Pour ce qui est de vous en particulier etc. je scai que vous exercez vostre ministere avec beaucoup d’edification etc. Mais Monsieur Bayle a bien voulu vous marquer quasi par vostre nom dans un libelle infame [4] qu’il a mis au jour, et où ses propres amis avoüent qu’il a renoncé à tous les caracteres* d’honneste homme pour prendre les airs de garnement. Ce sont les termes de ses amis, et je ne voudrois pas les employer sans cela[.] Quand vous verrez l’ouvrage, je suis persuadé qu’il vous fera horreur. Pour couvrir sa honte, il assemble le plus qu’il peut de noms d’honnestes gens, et entr’autres le vostre sans besoin qu’il en soit. /

Pour ce qui est de Monsieur Bayle, quelques [ sic] droites que soyent vos intentions, vous me permettrez de juger autrement des siennes. Il est certain que son intention a esté mauvaise dans l’impression qu’il a voulu procurer du projet de paix. Je suis bien aise d’apprendre par vostre lettre que vous l’aviez prié de me le communiquer [5]. Nous n’estions pas brouillez en ce tems-là : car [...] vous l’envoyastes en novembre et nostre brouillerie n’a commencé qu’à la fin de janvier. Il m’en a fait un secret et à tous ceux qu’il a creu devoir empescher l’impression du livre, que je crois en effet dangereux dans le temps present etc.

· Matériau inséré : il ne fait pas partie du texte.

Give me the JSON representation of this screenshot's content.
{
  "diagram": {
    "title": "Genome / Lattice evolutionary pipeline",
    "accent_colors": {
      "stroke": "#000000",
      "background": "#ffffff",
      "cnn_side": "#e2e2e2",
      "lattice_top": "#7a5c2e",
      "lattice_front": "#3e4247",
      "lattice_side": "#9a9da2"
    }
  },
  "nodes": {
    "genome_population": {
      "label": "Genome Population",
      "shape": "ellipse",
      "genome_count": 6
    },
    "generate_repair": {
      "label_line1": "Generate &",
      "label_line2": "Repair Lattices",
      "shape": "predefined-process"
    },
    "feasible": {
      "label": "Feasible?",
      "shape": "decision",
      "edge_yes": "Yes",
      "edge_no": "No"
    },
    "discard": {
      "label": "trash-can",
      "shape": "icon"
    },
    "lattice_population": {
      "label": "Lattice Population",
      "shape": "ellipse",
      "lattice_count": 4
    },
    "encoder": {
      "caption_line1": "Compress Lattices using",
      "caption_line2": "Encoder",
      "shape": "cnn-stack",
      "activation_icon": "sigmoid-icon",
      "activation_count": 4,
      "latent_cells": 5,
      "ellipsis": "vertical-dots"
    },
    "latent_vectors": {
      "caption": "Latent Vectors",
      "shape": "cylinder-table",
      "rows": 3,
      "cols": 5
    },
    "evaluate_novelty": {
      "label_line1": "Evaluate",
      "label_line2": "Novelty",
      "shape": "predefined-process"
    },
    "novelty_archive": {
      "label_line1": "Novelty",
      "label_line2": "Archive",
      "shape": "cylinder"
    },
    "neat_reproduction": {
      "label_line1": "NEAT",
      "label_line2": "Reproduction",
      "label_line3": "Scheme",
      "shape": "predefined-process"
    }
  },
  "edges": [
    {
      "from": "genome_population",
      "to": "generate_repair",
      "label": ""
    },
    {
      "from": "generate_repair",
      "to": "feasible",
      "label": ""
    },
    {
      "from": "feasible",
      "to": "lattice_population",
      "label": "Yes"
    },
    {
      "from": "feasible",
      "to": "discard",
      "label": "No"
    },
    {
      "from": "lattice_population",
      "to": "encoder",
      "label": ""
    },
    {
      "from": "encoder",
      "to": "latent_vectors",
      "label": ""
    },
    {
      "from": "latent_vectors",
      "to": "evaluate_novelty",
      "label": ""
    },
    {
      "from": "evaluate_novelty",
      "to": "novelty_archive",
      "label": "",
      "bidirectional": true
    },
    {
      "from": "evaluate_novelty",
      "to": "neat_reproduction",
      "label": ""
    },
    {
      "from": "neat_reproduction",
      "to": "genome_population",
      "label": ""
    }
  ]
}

Au reste Monsieur, j’espere faire voir bien tost que cet homme que vous croyez digne de vostre amitié est indigne de celle de toutes les honnestes gens. Je donnerai des preuves convainquantes qu’il est autheur du livre de l’ Avis aux refugiez [6] etc. Cela estant c’est une personne qui doit estre regardée comme un ennemi de la Religion et du roi d’Angleterre. Je suis fasché de toute la part que vous avez eue en cette affaire, et je rechercherai [...]

V[otre] t[res] h[umble] e[t] t[res] o[beissant] s[erviteur]
Jurieu

Notes :

[1Jurieu répond à la lettre de Minutoli du 29 mai 1691 (Lettre 802), où il affirmait qu’un « terrible emportement » lui avait inspiré une lettre très dure et très agressive à l’égard de Jurieu, mais qu’il s’était repris en prenant un ton plus calme.

[2Goudet, auteur du projet de paix diffusé par Bayle à la demande de Minutoli : voir Lettre 751, n.17.

[3Minutoli avait évoqué les réactions indignées des Genevois à la lecture de l’ Examen de Jurieu : voir Lettre 802, n.4.

[4Jurieu désigne ainsi la réponse de Bayle intitulée La Cabale chimérique, qui avait paru le mois précédent : voir Lettre 797, n.5.

[5Voir Lettre 802 : « s’adressant à moy [ Minutoli] par le droit de quelque affinité, il [ Goudet] me pria, Monsieur, de vouloir écouter là-dessus vôtre jugement [celui de Jurieu] aussi bien que celuy de plusieurs autres personnes illustres dans les pays étrangers. [...] J’en écrivis à Mr. Baile, et luy envoyai en suite quelques morceaux de l’écrit, croïant que vous étiez toûjours dans vôtre ancienne union. ».

[6Ce n’est qu’après la mort de Bayle que Jurieu réussit à convaincre Jacques Basnage que Bayle était l’auteur de l’ Avis aux réfugiés, sans que ses arguments soient explicités dans les documents qui nous sont parvenus.